The policy proposed by the union also calls for workers exposed to a heat index of more than 98 degrees to be sent home early with a full day’s pay. Any employees required to continue working in such conditions would receive hazard pay at 150 percent of their regular earnings.

Waterman indicated the city isn’t likely to grant that request.

“That’s not in our program,” he said.

French said the union wants to have a heat-stress prevention policy in place before summer. “If we cannot get any type of resolution from human resources,” he said, “then we will stand before city council and ask them for assistance.”

Along with protection from heat-related illness, the Greensboro City Workers Union is also working to keep pressure on the city to pay all public employees a minimum of $15 an hour. The city has committed to meeting the goal by 2020. Under the budget passed last summer, city council approved a 3 percent average merit increase for employees represented by the Greensboro City Workers Union, while approving 7.5 percent raises for sworn police and fire employees, who are represented by separate unions.

“When the city first passed [the $15 per hour by 2020] policy, they sat a year and a half and did not make any wage improvements,” French told an audience at the International Civil Rights Center & Museum during a Feb. 4 commemoration of the Memphis sanitation strike. “We had to speak out and challenge them publicly so that those working in recreation centers and elsewhere making $8 an hour got a raise.
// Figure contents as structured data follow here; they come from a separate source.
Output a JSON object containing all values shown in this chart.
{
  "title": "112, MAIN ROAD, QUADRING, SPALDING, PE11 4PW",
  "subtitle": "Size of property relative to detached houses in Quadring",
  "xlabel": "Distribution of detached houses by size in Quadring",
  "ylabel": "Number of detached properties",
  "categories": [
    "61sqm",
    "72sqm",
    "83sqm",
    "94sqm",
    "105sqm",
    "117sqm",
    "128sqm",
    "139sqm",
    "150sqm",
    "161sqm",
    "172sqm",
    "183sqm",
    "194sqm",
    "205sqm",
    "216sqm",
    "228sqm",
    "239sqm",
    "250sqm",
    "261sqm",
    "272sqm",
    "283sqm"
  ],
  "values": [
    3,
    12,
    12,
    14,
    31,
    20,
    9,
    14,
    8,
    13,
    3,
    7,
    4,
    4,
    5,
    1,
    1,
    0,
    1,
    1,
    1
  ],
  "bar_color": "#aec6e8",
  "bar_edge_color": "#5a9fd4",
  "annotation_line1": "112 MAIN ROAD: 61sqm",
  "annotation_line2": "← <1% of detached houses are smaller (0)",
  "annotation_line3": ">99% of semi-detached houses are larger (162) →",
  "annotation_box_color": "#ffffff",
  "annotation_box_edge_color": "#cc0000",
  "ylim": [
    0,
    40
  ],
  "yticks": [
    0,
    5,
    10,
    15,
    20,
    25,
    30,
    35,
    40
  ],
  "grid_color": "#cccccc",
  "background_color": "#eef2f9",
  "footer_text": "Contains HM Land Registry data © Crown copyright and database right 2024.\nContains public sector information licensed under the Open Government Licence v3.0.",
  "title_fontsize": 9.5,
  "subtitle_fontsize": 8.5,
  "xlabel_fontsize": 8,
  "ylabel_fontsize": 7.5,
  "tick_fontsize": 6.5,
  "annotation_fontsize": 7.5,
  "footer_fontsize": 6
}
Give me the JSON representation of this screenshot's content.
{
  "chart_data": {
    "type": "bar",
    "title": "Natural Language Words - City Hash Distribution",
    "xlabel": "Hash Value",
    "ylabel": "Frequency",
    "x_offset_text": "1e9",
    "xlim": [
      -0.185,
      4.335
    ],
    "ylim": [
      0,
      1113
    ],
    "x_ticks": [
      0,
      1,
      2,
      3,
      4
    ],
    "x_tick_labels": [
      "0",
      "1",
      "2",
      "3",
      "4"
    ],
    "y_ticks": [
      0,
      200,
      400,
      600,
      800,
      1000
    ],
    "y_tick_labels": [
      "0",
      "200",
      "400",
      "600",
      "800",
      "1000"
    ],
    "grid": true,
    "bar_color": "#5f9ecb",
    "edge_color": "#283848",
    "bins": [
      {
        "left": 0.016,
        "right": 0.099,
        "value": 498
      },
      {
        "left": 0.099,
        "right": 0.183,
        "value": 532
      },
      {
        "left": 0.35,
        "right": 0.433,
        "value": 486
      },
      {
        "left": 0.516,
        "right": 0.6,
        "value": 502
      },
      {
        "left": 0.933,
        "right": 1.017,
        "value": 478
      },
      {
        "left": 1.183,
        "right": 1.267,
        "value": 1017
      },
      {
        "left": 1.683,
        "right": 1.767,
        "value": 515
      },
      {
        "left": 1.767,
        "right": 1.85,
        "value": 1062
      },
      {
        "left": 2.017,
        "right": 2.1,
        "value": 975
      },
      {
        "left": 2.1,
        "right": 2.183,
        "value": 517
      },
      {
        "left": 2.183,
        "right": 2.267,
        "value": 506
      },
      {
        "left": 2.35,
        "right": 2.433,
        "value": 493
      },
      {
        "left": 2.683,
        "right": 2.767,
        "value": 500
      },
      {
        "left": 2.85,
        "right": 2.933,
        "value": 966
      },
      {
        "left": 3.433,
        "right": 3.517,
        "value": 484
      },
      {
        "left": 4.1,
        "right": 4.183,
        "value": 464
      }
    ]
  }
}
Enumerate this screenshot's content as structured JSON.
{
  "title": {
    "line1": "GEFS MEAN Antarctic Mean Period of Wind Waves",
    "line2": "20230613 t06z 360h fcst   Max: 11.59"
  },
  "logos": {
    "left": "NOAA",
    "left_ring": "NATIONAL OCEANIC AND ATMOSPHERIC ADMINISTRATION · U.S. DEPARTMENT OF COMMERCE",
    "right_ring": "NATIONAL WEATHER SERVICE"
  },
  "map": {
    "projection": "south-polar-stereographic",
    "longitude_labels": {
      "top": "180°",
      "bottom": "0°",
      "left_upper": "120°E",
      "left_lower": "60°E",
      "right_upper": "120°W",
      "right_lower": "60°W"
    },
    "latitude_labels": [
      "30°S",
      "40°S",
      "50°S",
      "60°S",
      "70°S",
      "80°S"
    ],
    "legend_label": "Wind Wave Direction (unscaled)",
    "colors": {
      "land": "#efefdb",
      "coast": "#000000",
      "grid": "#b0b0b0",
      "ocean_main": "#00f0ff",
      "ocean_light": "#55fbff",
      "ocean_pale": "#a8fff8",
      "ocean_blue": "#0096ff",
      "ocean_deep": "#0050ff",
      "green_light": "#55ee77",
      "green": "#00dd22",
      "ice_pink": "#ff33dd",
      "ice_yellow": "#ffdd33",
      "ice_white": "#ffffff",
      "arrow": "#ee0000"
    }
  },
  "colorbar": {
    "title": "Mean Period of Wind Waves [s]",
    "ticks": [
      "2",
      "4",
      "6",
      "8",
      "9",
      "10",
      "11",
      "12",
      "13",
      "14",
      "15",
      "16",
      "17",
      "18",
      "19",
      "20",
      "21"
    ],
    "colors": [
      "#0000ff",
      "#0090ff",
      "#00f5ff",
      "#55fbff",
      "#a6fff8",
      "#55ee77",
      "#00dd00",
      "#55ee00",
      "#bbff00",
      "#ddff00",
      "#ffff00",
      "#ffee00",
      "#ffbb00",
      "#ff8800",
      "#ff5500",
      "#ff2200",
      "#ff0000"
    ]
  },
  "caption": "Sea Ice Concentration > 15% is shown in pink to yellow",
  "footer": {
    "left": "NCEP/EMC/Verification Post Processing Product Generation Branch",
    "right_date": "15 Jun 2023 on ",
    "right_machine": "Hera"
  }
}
They’re now making $11.50, which is still not enough.”

“We continue to fight until they bring [up] more roster workers, part-time employees and coliseum employees to $15 an hour,” he continued. “We have skilled water-resources employees that repair broken water mains in unsafe conditions that still don’t make $15 an hour with hazard pay or on-call pay. We want and deserve $15 an hour [now] — not 2020.”

French said in an interview that the Greensboro City Workers Union is working alongside the Professional Fire Fighters of Greensboro to pressure the city into meeting the $15-per-hour target and implementing a step plan that ensures that employee pay rises according to years of service. While firefighters are already on a step plan, not all of them earn $15 per hour, so the alliance benefits them as well, French said.

French is optimistic that city council will support workers’ demand for pay improvements. Michelle Kennedy wore a Greensboro City Workers Union shirt as she celebrated her victory on election night last November. Kennedy replaced Mike Barber, a conservative Democrat who promoted the raise for police and firefighters, while Tammi Thurm ousted Tony Wilkins, the only Republican on the council.

“We believe that with the new city council that has been elected they will be a force to reach that $15 an hour this year — before the 2020 deadline,” French said.